Juíza suspende efeitos da lei que "flexibiliza" construções no Conde, Litoral Sul da Paraíba

A ação civil pública foi impetrada pela Associação do Povo Indígena Tabajara da Paraiba e pela Associação dos Moradores de Gurugi I. A lei foi aprovada pela Câmara e sancionada pela prefeita Karla Pimentel no fim do ano passado.

Publicado em 13/01/2022 às 11:56 | Atualizado em 14/01/2022 às 11:18


                                        
                                            Juíza suspende efeitos da lei que "flexibiliza" construções no Conde, Litoral Sul da Paraíba

				
					Juíza suspende efeitos da lei que "flexibiliza" construções no Conde, Litoral Sul da Paraíba

A juíza Lessandra Nara Torres Silva, da Vara Única de Conde, decidiu suspender, temporariamente, efeito da Lei Complementar (001/2021) que altera a forma de zoneamento e ocupação do solo no município do Litoral Sul da Paraíba.

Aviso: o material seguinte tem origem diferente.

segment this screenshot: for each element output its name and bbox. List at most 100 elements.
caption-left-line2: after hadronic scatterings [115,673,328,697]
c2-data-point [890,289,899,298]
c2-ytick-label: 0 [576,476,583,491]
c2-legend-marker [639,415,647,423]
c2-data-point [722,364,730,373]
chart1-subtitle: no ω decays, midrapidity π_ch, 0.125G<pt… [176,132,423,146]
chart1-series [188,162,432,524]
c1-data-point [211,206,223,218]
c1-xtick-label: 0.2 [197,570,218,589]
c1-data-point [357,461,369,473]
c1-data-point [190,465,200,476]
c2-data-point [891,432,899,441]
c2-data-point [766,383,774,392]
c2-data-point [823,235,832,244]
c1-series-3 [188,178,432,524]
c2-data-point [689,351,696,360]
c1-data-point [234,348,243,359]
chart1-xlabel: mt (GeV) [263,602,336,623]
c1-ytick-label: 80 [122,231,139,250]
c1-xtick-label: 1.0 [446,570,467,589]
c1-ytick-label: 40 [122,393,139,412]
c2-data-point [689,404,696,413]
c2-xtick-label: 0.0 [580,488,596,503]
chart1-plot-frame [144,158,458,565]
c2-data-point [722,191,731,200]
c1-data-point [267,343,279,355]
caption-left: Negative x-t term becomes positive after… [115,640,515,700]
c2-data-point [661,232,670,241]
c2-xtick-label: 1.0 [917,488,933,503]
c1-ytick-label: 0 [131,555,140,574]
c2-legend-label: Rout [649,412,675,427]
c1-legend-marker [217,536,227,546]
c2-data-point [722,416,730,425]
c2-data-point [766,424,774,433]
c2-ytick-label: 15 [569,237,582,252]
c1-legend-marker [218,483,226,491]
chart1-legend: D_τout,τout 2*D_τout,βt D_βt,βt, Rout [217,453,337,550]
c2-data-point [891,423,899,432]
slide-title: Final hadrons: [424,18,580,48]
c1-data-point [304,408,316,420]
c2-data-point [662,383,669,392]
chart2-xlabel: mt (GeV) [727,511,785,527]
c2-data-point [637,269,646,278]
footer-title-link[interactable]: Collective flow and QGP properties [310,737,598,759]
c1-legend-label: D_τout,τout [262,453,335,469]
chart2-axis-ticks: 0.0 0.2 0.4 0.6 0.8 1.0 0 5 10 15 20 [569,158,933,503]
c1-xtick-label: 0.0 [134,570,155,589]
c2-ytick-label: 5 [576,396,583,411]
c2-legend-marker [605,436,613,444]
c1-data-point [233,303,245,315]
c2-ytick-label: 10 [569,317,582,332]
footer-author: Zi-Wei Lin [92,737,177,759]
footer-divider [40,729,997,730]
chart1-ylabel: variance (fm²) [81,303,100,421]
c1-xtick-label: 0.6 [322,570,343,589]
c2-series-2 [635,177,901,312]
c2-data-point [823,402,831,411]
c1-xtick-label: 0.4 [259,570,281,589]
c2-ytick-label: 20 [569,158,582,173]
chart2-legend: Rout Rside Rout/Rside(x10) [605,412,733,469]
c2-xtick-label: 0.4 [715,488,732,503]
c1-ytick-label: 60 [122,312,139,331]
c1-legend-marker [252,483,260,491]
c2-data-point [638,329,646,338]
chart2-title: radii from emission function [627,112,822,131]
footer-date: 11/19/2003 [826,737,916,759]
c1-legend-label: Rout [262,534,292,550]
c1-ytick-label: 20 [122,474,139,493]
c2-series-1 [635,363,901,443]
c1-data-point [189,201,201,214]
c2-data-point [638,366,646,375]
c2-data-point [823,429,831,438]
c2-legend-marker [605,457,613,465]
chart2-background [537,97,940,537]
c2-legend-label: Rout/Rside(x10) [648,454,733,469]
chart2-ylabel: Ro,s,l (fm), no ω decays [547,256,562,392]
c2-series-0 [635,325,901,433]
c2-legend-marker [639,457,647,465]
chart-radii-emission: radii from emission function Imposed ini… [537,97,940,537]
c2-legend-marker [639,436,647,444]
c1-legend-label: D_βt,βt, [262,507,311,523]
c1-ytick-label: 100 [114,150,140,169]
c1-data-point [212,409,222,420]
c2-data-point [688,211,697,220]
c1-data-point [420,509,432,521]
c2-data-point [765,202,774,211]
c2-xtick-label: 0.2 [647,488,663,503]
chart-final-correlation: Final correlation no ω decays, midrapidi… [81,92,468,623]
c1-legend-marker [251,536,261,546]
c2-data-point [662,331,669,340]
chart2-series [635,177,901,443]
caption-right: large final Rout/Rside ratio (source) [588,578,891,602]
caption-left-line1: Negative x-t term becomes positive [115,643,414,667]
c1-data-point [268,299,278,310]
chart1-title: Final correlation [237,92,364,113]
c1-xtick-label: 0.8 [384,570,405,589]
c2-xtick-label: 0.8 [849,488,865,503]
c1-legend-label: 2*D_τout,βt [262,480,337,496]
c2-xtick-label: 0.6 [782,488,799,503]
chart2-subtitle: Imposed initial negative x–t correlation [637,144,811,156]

Na prática, a legislação modifica norma anterior, de 2018, e possibilita, entre outras ações, construir prédios de até três andares na orla, uma quantidade maior de casas em áreas de potencial paisagístico (com visão para o mar) e prédios com mais de sete andares, quando a distância for maior que 500 metros do mar.

A lei foi aprovada pela Câmara e sancionada pela prefeita Karla Pimentel no fim do ano passado, depois de alguma polêmicas.

A ação civil pública foi impetrada pelas Associação do Povo Indígena Tabajara da Paraiba e Associação dos Moradores de Gurugi I.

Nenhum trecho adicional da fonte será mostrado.